Las condiciones que he descrito pueden, y probablemente cambiarán, a medida que mejore la formación industrial de los nativos y su aversión al trabajo disminuya bajo la presión del aumento de la población y la reducción de la cantidad de tierra disponible para ellos. Pero un análisis del estado actual de las cosas lleva a la conclusión de que no debe esperarse, al menos por algún tiempo, un gran desarrollo de la industria manufacturera ni de una población blanca dedicada a las manufacturas.
En este punto deben hacerse tres observaciones más. Hasta hace muy poco, los sudafricanos tenían lo que deseaba el salmista: ni pobreza ni riqueza. Apenas había blancos pobres, porque la base de la población era negra; y tampoco había muchos negros pobres, porque a un cafre no le hace falta más que comida. Por otro lado, no había blancos ricos. Los agricultores, tanto los dedicados a la agricultura como a la ganadería, vivían en una especie de abundancia rústica, sin lujos y con muy poco dinero. Todos estaban razonablemente bien, nadie era adinerado. Había grandes haciendas ganaderas, como en Australia, pero los dueños de estas fincas no obtenían las enormes ganancias que muchos ganaderos australianos y algunos estadounidenses han conseguido. Por lo tanto, cuando se necesitó capital para el desarrollo de las minas, este se obtuvo del extranjero. Algunos residentes exitosos, sin duda, obtuvieron grandes sumas de los campos de diamantes, que luego invirtieron en el desarrollo de los yacimientos auríferos. Pero la mayor parte del dinero gastado en la apertura de minas, tanto en Witwatersrand como en otros lugares, ha venido de Europa, principalmente de Inglaterra, pero también en considerable medida de Francia, Alemania y Holanda. Por consiguiente, al menos diecinueve veinteavas partes de las ganancias obtenidas por los mineros se pagan a los accionistas de esos países y no se gastan en Sudáfrica. Incluso entre quienes han hecho fortunas con diamantes u oro gracias a su iniciativa personal en el lugar, la mayoría regresa a Europa y gasta allí sus ingresos. Por lo tanto, el país no obtiene el beneficio completo, ni en pagos por trabajo (excepto, por supuesto, el trabajo en las minas) ni en el aumento del consumo de artículos derivados de sus productos minerales, sino que se encuentra más bien en la posición de México o Perú en el siglo XVII, cuando la mayor parte de los metales preciosos extraídos de las minas iba a España como una especie de tributo. En este momento, probablemente no haya más de una docena de hombres ricos, según el criterio europeo, residentes en el país, y todos ellos se encuentran en Johannesburgo o Ciudad del Cabo. La mayoría, después de un tiempo, se trasladará a Europa. Tampoco hay indicios de que el número de fortunas locales vaya a aumentar; pues los motivos que llevan a los hombres a dejar Johannesburgo por Europa probablemente seguirán siendo tan fuertes en el futuro como lo son ahora.

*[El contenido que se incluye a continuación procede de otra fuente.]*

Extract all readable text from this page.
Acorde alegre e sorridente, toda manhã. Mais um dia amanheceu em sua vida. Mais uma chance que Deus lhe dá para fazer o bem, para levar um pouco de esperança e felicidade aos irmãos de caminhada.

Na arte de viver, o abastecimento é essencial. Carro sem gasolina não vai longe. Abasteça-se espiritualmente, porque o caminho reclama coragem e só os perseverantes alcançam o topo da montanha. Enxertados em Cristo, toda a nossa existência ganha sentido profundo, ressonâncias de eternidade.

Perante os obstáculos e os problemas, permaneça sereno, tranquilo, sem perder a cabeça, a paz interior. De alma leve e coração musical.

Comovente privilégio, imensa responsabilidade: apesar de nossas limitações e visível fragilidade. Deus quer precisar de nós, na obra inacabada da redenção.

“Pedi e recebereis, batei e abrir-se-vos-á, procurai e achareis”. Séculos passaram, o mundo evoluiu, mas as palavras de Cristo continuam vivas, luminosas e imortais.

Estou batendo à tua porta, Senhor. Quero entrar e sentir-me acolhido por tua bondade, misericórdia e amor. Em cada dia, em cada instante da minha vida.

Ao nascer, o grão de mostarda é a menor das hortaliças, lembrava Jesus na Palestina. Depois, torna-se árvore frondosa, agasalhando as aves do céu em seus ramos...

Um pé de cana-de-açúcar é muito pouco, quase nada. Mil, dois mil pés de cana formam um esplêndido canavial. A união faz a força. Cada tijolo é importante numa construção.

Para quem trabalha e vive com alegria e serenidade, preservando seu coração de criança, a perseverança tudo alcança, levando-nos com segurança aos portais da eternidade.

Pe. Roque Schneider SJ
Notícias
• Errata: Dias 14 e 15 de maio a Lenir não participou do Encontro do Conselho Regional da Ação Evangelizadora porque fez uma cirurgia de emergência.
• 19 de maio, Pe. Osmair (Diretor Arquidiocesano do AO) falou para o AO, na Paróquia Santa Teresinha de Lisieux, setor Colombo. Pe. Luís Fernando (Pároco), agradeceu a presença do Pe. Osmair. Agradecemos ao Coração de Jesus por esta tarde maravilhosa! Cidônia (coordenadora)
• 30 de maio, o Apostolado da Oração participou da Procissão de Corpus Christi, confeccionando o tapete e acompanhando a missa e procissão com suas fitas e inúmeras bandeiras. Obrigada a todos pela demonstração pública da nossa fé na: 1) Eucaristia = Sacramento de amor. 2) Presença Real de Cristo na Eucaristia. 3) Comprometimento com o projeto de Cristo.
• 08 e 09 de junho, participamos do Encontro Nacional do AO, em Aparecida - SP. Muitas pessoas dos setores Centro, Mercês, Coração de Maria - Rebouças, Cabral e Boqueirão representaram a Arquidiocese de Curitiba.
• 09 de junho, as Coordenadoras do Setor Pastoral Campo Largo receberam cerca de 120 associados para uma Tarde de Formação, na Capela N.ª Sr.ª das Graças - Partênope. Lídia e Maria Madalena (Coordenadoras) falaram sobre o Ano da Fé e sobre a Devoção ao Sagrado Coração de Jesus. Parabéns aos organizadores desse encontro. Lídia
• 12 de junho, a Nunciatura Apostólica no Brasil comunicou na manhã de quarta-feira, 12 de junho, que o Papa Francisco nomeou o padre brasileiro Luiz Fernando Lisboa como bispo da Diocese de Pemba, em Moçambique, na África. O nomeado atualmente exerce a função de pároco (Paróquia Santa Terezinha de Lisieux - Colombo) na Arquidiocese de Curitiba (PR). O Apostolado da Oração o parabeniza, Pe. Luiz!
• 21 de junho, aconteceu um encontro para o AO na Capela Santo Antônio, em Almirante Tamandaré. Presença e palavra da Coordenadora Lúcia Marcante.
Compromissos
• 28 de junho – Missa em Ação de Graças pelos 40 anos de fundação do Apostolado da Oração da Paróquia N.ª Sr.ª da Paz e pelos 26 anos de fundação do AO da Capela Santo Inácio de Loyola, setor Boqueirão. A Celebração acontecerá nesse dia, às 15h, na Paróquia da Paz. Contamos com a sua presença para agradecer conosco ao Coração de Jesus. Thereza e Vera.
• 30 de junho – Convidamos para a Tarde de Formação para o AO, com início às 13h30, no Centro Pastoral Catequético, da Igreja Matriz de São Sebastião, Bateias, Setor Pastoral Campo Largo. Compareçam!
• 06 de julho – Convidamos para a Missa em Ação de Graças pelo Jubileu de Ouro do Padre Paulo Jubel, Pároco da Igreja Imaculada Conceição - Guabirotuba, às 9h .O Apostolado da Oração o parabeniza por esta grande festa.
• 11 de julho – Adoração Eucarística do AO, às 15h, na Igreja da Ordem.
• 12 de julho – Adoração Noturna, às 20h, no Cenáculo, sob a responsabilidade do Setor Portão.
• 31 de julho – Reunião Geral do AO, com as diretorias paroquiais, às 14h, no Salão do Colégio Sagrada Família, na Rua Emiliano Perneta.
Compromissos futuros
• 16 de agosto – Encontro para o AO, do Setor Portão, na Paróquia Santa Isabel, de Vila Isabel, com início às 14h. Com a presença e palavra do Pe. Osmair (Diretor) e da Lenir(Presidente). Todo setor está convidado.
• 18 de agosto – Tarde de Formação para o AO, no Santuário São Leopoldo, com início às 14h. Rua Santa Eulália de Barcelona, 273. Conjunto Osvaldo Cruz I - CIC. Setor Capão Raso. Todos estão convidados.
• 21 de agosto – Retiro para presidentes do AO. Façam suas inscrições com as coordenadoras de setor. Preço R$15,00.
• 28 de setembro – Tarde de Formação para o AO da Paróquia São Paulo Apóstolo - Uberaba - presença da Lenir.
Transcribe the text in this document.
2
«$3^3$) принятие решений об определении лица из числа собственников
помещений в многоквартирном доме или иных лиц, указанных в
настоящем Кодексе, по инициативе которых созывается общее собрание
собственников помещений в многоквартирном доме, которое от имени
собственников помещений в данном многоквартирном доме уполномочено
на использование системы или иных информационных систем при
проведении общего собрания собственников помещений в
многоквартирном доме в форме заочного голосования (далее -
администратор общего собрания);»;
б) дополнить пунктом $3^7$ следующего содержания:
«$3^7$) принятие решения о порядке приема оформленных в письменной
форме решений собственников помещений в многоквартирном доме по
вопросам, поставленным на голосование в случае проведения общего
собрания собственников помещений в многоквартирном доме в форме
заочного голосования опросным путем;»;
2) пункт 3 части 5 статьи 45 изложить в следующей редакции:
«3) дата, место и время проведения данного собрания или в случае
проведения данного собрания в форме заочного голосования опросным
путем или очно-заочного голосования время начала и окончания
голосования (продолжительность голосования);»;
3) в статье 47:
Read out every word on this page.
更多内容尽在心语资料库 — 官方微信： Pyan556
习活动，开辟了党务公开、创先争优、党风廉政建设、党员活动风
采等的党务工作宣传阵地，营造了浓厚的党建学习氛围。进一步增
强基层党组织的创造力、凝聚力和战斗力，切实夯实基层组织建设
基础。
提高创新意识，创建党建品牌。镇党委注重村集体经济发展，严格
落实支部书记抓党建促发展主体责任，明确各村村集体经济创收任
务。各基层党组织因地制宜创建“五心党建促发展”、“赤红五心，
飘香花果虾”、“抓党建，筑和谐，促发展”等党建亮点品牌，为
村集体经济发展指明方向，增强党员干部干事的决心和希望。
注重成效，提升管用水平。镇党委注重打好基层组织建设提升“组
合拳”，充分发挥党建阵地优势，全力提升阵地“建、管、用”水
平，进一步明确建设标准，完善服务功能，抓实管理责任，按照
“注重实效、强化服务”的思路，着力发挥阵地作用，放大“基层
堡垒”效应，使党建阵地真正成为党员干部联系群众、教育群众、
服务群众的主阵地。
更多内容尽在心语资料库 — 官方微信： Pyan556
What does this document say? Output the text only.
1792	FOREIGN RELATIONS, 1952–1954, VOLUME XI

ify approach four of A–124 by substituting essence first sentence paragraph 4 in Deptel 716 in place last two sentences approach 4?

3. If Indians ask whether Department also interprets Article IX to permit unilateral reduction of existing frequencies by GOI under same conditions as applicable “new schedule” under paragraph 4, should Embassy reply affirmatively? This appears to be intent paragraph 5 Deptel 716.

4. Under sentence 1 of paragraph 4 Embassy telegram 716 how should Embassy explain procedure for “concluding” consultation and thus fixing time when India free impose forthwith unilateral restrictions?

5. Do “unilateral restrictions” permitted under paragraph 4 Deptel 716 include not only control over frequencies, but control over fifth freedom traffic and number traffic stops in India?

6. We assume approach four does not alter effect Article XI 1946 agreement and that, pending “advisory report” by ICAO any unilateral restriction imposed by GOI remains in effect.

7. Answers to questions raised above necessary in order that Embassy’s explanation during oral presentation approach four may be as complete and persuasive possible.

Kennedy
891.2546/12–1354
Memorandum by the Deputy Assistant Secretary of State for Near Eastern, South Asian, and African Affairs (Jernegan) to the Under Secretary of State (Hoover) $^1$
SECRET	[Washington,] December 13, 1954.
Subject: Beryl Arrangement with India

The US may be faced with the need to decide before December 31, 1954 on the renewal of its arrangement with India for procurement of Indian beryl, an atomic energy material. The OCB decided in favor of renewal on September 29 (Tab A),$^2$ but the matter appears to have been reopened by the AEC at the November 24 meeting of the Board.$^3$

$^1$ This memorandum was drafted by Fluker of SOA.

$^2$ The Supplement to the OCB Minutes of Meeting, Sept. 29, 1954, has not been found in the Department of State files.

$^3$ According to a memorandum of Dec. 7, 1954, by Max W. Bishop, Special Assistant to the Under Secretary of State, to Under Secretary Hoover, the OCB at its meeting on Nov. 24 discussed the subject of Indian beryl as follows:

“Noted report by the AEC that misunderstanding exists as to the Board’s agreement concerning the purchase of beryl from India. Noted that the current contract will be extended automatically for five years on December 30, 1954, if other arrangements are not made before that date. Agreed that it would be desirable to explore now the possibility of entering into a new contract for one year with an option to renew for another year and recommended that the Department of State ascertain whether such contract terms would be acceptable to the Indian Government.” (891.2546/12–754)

En segundo lugar, así como los blancos no son—excepto en Johannesburgo, donde el derroche de la población minera es notorio—grandes consumidores de lujos, los negros son pobres consumidores de todo salvo lo más indispensable para la vida. No es solo que no tengan dinero. Es que no tienen necesidades, salvo de comida y de algunos artículos comunes de vestir. El gusto por los artículos que requiere el hombre civilizado está creciendo, como ya han comenzado a notar los comerciantes en Bechuanalandia, pero crece lentamente y aún está en una etapa rudimentaria. Por lo tanto, la demanda que Sudáfrica probablemente ofrezca tanto para productos nacionales como importados debe medirse no por la población total, sino por la población blanca, y, en realidad, por los blancos que viven en las ciudades; pues el agricultor o ganadero holandés, tanto en las Colonias Británicas como en las Repúblicas Holandesas, tiene muy poco dinero en efectivo y vive de manera primitiva. Solo el desarrollo de las minas convierte a Sudáfrica en un mercado en crecimiento para los productos europeos.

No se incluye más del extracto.